Ok now. Talked about what spirituality isn't, and hinted at least at what I think it is. Now go beyond hinting. Wrap it up by describing spirituality in terms of four words, realism, wholeness, balance, or proportion, and I couldn't think of a good word for this last one, so I'll call it a "holy incompleteness." We could do volumes, I think on each of those, but I'll comment only very briefly

  1. realism. I talked about that a moment ago. Living in the world as it really is, picking up on what is really happening, beneath the obvious, beyond the assumptions, prejudices with which we approach experience. I said spirituality is opposed to anxiety… True. Anxiety always involves a departure from reality to some extent. Here we could repeat everything said in first adult session about faith. Genuine spirituality flows from an act of faith, is a mark of a genuine believer, a person who knows the world as it really is, as God knows it, or close to it as we can come. A person who knows that the world is God's, and to live in it successfully, satisfyingly, it must be done on His terms, and in His company. It is from this, I think that formal prayer flows naturally. In the light of the conviction that the world is God's, it works as He says it should, on His terms, at His pace, a believer moves to prayer as readily as Mary sat down to casual conversation with Christ. And for precisely the same reason. In God's world, one of the good things happening, is His company. As He is really the only One Who can genuinely enjoy the world, we are going to get far more out of it if we do it all in His presence.
  2. wholeness. Because the above is true, there is always more going on than what seems to be. If the world is truly God's and it is, then the world can no more be captured accurately in immediate experience than can God Himself. Nothing means only what it feels like. Nothing bad is ever just bad, can never be measured only in terms of immediate dis-satisfaction. Nothing good is ever only as good as it feels, can never be measured only in terms of immediate satisfaction. So spiritual perfection means bringing together what can be seen felt, experienced, and what cannot be seen, felt, experienced. Bringing together into one reality, physical, emotional, intellectual, every dimension of the human experience, refusing to see that experience in parts.
  3. balance. Again, flows from everything else that has been said. If our view of God's world is real, and whole, then we can center in on what is truly important, truly valuable, what really ought to be pursued, honored in any particular situation, and devote our energies to that. Again, that is a pretty good counter for anxiety as well. Using the Martha and Mary model again, balance means not being so caught up in something like the duty of hospitality, that the reality of it is ignored, even destroyed. That model can be imposed on any number of other situations.
  4. finally, a holy incompleteness. It flows from what we said about the fact that central to a human spirituality is a sense of being in movement, in process. We can never say about anything, "This is all there is. This is as good as it gets." A spiritual person, a person who lives in real world, God's world, is always aware that there is more to come. Whether an experience be good, bad, or anything in between, we never reach a point at which we have said all there is to say about it. And that makes final judgments on our part, about anything, virtually impossible. As Scripture puts it, "Judgment is mine, says the Lord." The reason for that is simple. Only He can judge, because only He knows.

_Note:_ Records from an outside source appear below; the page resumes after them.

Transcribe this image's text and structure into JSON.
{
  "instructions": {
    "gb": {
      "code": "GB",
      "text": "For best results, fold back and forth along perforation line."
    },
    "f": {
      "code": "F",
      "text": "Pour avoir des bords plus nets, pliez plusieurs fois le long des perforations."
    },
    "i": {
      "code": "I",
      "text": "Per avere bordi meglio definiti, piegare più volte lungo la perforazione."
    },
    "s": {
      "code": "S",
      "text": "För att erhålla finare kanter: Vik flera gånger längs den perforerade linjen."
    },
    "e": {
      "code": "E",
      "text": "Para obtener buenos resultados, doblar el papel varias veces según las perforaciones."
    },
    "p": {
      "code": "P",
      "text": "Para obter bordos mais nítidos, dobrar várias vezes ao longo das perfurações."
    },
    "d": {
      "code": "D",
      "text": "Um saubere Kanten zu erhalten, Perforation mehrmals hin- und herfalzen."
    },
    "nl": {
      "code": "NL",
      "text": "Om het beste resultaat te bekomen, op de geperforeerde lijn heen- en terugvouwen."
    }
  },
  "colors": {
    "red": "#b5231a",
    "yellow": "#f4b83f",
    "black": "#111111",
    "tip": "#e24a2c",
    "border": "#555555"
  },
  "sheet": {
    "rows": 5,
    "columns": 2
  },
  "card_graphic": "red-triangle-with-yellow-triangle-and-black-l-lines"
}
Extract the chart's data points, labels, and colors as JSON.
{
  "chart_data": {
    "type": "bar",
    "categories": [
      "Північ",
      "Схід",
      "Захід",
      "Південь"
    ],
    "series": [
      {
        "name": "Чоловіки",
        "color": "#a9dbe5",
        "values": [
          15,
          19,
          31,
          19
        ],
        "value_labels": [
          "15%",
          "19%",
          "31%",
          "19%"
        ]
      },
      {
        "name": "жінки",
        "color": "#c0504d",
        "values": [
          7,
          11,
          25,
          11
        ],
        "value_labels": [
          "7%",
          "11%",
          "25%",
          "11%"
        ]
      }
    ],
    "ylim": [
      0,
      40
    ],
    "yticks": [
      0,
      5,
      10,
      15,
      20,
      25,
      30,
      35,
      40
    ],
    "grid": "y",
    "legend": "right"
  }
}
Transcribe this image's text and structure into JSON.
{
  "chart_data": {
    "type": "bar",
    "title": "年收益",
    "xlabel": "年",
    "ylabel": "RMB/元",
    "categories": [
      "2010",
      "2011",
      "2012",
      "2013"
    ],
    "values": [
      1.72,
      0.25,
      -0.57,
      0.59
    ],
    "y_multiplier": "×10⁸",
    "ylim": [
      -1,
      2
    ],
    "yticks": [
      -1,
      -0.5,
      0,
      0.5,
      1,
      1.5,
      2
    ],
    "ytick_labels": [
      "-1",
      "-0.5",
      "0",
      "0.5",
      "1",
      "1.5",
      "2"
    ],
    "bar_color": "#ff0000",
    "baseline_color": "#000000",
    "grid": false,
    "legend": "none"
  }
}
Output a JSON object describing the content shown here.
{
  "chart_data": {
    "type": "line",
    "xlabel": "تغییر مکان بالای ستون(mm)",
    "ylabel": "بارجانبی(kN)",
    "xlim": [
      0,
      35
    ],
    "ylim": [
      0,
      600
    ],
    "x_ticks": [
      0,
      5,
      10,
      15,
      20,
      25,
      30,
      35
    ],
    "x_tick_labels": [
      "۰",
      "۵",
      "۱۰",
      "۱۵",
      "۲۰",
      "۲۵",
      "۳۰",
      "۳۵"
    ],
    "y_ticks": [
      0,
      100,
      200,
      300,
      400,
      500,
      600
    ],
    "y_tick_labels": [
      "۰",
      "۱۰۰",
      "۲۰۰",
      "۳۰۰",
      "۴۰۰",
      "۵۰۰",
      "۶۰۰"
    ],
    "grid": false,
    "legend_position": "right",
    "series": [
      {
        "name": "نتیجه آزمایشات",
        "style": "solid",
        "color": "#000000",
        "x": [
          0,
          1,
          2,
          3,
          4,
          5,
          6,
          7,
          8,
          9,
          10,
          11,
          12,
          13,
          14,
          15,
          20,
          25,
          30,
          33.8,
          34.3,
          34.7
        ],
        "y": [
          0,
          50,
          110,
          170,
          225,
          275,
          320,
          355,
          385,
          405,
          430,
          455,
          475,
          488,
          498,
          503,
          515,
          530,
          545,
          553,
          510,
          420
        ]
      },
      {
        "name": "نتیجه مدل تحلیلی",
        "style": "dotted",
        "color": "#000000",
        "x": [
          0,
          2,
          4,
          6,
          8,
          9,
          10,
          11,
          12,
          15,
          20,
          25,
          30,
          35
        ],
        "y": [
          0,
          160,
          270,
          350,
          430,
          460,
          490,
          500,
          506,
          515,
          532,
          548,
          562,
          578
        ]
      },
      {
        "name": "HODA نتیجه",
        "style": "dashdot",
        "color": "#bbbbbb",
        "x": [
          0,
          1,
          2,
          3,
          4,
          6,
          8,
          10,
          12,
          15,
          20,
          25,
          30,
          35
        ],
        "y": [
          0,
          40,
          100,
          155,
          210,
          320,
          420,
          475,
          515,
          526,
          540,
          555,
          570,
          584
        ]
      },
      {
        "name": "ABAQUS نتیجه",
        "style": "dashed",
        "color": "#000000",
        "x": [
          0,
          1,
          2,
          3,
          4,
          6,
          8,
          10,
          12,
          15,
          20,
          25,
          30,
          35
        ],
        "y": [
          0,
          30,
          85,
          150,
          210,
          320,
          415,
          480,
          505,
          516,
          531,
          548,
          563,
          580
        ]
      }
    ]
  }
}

Well. That's a lot of stuff. A lot more stuff could be added. But for now, to be spiritual means to live in the only world there really is, God's, to do so on His terms, as He made us to be, physical, emotional, intellectual, spiritual, all at once, all at the same time, to devote all of those dimensions of what we are to discerning and building on the goodness that God has placed in the world, and to do so always aware, and even a little bit impatient over the fact that there is so much more to come.

Presented as part of an adult faith formation program having as it's overall theme "The Nature of Faith". The date of the presentation could not be found.